Coutinho traz um retrato da religião na visão dos brasileiros. Não tão completo quanto se poderia esperar, mas há boas qualidades no filme.

6,0

Dois fatos isolados marcaram, no âmbito religioso, a segunda metade da década de 1990 no Brasil: o lamentável episódio em que um pastor da Igreja Universal do Reino de Deus vilipendiou a imagem de uma santa em plena rede de televisão e a visita do falecido Papa João Paulo II ao Rio de Janeiro, celebrando uma missa campal para cerca de dois milhões de pessoas.

Em 1999 Eduardo Coutinho lançou seu segundo longa-metragem documental, este “Santo Forte”, a respeito do sincretismo religioso nacional. Mantendo seu estilo sutil e discreto, muito mais de amparo à reflexão do que de suporte a polêmicas, eliminou qualquer referência ao primeiro episódio, mas não deixa de registrar, breve mas de forma icônica, o segundo fato – afinal, estamos falando do maior país católico do planeta.

E, além de maior, o mais controverso.
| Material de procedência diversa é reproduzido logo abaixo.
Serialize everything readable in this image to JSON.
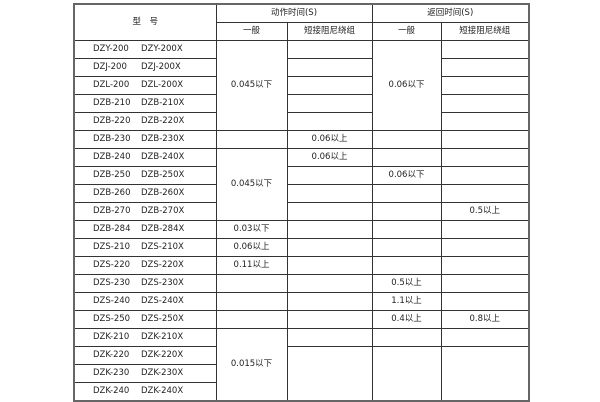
{
  "header": {
    "model": "型　号",
    "action_time": "动作时间(S)",
    "return_time": "返回时间(S)",
    "general": "一般",
    "short_winding": "短接阻尼绕组"
  },
  "models": [
    [
      "DZY-200",
      "DZY-200X"
    ],
    [
      "DZJ-200",
      "DZJ-200X"
    ],
    [
      "DZL-200",
      "DZL-200X"
    ],
    [
      "DZB-210",
      "DZB-210X"
    ],
    [
      "DZB-220",
      "DZB-220X"
    ],
    [
      "DZB-230",
      "DZB-230X"
    ],
    [
      "DZB-240",
      "DZB-240X"
    ],
    [
      "DZB-250",
      "DZB-250X"
    ],
    [
      "DZB-260",
      "DZB-260X"
    ],
    [
      "DZB-270",
      "DZB-270X"
    ],
    [
      "DZB-284",
      "DZB-284X"
    ],
    [
      "DZS-210",
      "DZS-210X"
    ],
    [
      "DZS-220",
      "DZS-220X"
    ],
    [
      "DZS-230",
      "DZS-230X"
    ],
    [
      "DZS-240",
      "DZS-240X"
    ],
    [
      "DZS-250",
      "DZS-250X"
    ],
    [
      "DZK-210",
      "DZK-210X"
    ],
    [
      "DZK-220",
      "DZK-220X"
    ],
    [
      "DZK-230",
      "DZK-230X"
    ],
    [
      "DZK-240",
      "DZK-240X"
    ]
  ],
  "columns": {
    "action_general": [
      {
        "text": "0.045以下",
        "span": 5
      },
      {
        "text": "",
        "span": 1
      },
      {
        "text": "0.045以下",
        "span": 4
      },
      {
        "text": "0.03以下",
        "span": 1
      },
      {
        "text": "0.06以上",
        "span": 1
      },
      {
        "text": "0.11以上",
        "span": 1
      },
      {
        "text": "",
        "span": 1
      },
      {
        "text": "",
        "span": 1
      },
      {
        "text": "",
        "span": 1
      },
      {
        "text": "0.015以下",
        "span": 4
      }
    ],
    "action_short": [
      {
        "text": "",
        "span": 1
      },
      {
        "text": "",
        "span": 1
      },
      {
        "text": "",
        "span": 1
      },
      {
        "text": "",
        "span": 1
      },
      {
        "text": "",
        "span": 1
      },
      {
        "text": "0.06以上",
        "span": 1
      },
      {
        "text": "0.06以上",
        "span": 1
      },
      {
        "text": "",
        "span": 1
      },
      {
        "text": "",
        "span": 1
      },
      {
        "text": "",
        "span": 1
      },
      {
        "text": "",
        "span": 1
      },
      {
        "text": "",
        "span": 1
      },
      {
        "text": "",
        "span": 1
      },
      {
        "text": "",
        "span": 1
      },
      {
        "text": "",
        "span": 1
      },
      {
        "text": "",
        "span": 1
      },
      {
        "text": "",
        "span": 1
      },
      {
        "text": "",
        "span": 3
      }
    ],
    "return_general": [
      {
        "text": "0.06以下",
        "span": 5
      },
      {
        "text": "",
        "span": 1
      },
      {
        "text": "",
        "span": 1
      },
      {
        "text": "0.06以下",
        "span": 1
      },
      {
        "text": "",
        "span": 1
      },
      {
        "text": "",
        "span": 1
      },
      {
        "text": "",
        "span": 1
      },
      {
        "text": "",
        "span": 1
      },
      {
        "text": "",
        "span": 1
      },
      {
        "text": "0.5以上",
        "span": 1
      },
      {
        "text": "1.1以上",
        "span": 1
      },
      {
        "text": "0.4以上",
        "span": 1
      },
      {
        "text": "",
        "span": 1
      },
      {
        "text": "",
        "span": 3
      }
    ],
    "return_short": [
      {
        "text": "",
        "span": 1
      },
      {
        "text": "",
        "span": 1
      },
      {
        "text": "",
        "span": 1
      },
      {
        "text": "",
        "span": 1
      },
      {
        "text": "",
        "span": 1
      },
      {
        "text": "",
        "span": 1
      },
      {
        "text": "",
        "span": 1
      },
      {
        "text": "",
        "span": 1
      },
      {
        "text": "",
        "span": 1
      },
      {
        "text": "0.5以上",
        "span": 1
      },
      {
        "text": "",
        "span": 1
      },
      {
        "text": "",
        "span": 1
      },
      {
        "text": "",
        "span": 1
      },
      {
        "text": "",
        "span": 1
      },
      {
        "text": "",
        "span": 1
      },
      {
        "text": "0.8以上",
        "span": 1
      },
      {
        "text": "",
        "span": 1
      },
      {
        "text": "",
        "span": 3
      }
    ]
  }
}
Não deixa de ser curioso o fato de Coutinho ir a uma favela carioca buscar depoimentos de moradores do lugar, a respeito de suas crenças, e os entrevistados, em sua quase totalidade, afirmarem  serem católicos, ao mesmo tempo em que afirmam realizar outras práticas religiosas díspares.

A forma de investigação, ou o método de trabalho do diretor, à primeira vista displicente, abre a perspectiva no espectador muito mais ampla, de grande ângulo antropológico, deixando espaço para aferições que fugiriam  ao escopo de uma decupagem mais rígida. Aos personagens do filme, não só conhecemos a forma como encaram o metafísico, mas também todo um painel cultural, econômico e social. “Santo Forte” é o retrato do povo brasileiro, captado na essência, sem didatismo ou interpelações.

A maneira como Coutinho, ele mesmo entrevistador e canal entre imagem captada e público, cria esse enlace que só ele sabe fazer. Postado entre a câmera e o objeto, invisível e somente perceptível através de sua fala mansa e educada em décadas de carreira como documentarista, deixa os entrevistados tão bem azeitados em relação a todo o equipamento que está incrustado ali, à sua margem, que a relação entre ambos se torna quase naturalista, e é exatamente essa forma de trabalho que amplia os horizontes de qualquer trabalho que venha a ser feito por ele, e este não é exceção.

Se “Santo Forte” é levemente desapontador por não trazer um painel mais completo a respeito do tema, como as expectativas próprias ansiavam, paradoxalmente encarta todo um novo conceito aos olhos daqueles que já esperam tal experiência.